StackHPC will be contributing the Helm charts to the Magnum project to serve
as a reference for how to provision Cluster API clusters on OpenStack.
Magnum Cluster API Drivers are Like Buses
The Kolla-Ansible project already does
the work to package the driver developed by VEXXHOST and will also be
packaging the Cluster API Helm driver once it merges in the Magnum codebase.
In the Bobcat relase of Magnum, it is not possible for both of these drivers
to coexist as the current driver selection mechanism does not consider enough
information to differentiate them (see the Magnum Docs).
Jake Yip, the current Magnum PTL, has been doing some great work to make the
driver selection more explicit using image metadata, which will allow the
two Cluster API drivers to co-exist from the Caracal release onwards
(patch in Gerrit).
There are some technical differences between the VEXXHOST and StackHPC drivers.
In particular, as discussed above, StackHPC have chosen to use Helm to template
the Cluster API resources for Magnum clusters, whereas the VEXXHOST driver templates
the Cluster API resources in Python code.
We chose Helm for a number of reasons:
- The method to deploy Cluster API clusters on OpenStack is
reusable outside of Magnum, rather than being encapsulated
behind the Magnum APIs.
- The Helm charts, when combined with StackHPC's addon provider, provide a
powerful, declarative way for managing addons.

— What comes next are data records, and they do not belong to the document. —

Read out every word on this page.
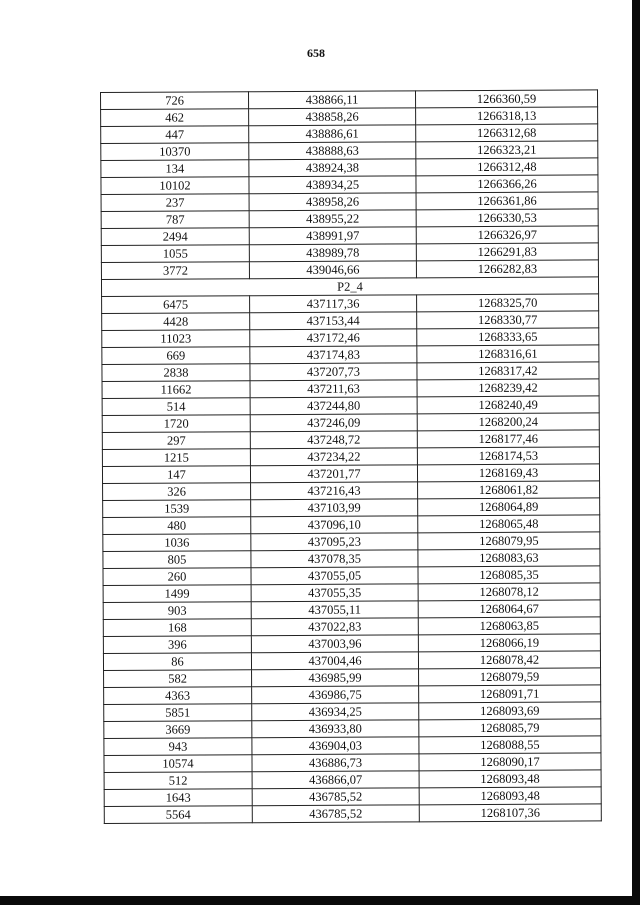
658
726	438866,11	1266360,59
462	438858,26	1266318,13
447	438886,61	1266312,68
10370	438888,63	1266323,21
134	438924,38	1266312,48
10102	438934,25	1266366,26
237	438958,26	1266361,86
787	438955,22	1266330,53
2494	438991,97	1266326,97
1055	438989,78	1266291,83
3772	439046,66	1266282,83
P2_4		
6475	437117,36	1268325,70
4428	437153,44	1268330,77
11023	437172,46	1268333,65
669	437174,83	1268316,61
2838	437207,73	1268317,42
11662	437211,63	1268239,42
514	437244,80	1268240,49
1720	437246,09	1268200,24
297	437248,72	1268177,46
1215	437234,22	1268174,53
147	437201,77	1268169,43
326	437216,43	1268061,82
1539	437103,99	1268064,89
480	437096,10	1268065,48
1036	437095,23	1268079,95
805	437078,35	1268083,63
260	437055,05	1268085,35
1499	437055,35	1268078,12
903	437055,11	1268064,67
168	437022,83	1268063,85
396	437003,96	1268066,19
86	437004,46	1268078,42
582	436985,99	1268079,59
4363	436986,75	1268091,71
5851	436934,25	1268093,69
3669	436933,80	1268085,79
943	436904,03	1268088,55
10574	436886,73	1268090,17
512	436866,07	1268093,48
1643	436785,52	1268093,48
5564	436785,52	1268107,36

- More flexibility for operators - if an operator needs to modify the way that
clusters are deployed, the default charts can be replaced with custom charts
as long as the Helm values provided by the Magnum driver are respected.
- The Helm charts can have an independent release cycle, allowing Magnum to
support new Kubernetes versions without waiting for an OpenStack release
by just creating new cluster templates that reference the new Helm chart
version.
A significant difference between the two drivers is use of
ClusterClass.
Whilst ClusterClass does promise to make certain lifecycle operations easier,
particularly upgrades, the Cluster API project still classifies the feature as
"experimental (alpha)" and requires a feature gate to be enabled to use it.
The CAPI Helm charts have intelligence baked in to deal with upgrades, backed by
extensive use in production and cluster upgrades tested in CI. We are being
cautious about switching to an alpha feature that may still be subject to substantial
change. It is expected that the Helm charts will move to ClusterClass when
it moves into beta or GA.
Despite the technical differences, there are still a number of places where
code could be shared between the two drivers. Both drivers derive the Magnum
cluster state by looking at the same Cluster API objects, both drivers have
a need to make the certificates generated by Magnum available to the Cluster
API clusters, and both drivers monitor the cluster health in the same way.
At StackHPC, we are keen to collaborate to see if we can develop a
shared library that can be used by both drivers to perform these tasks,
reducing duplication and making the most of the available effort to push
the Magnum ecosystem forward together.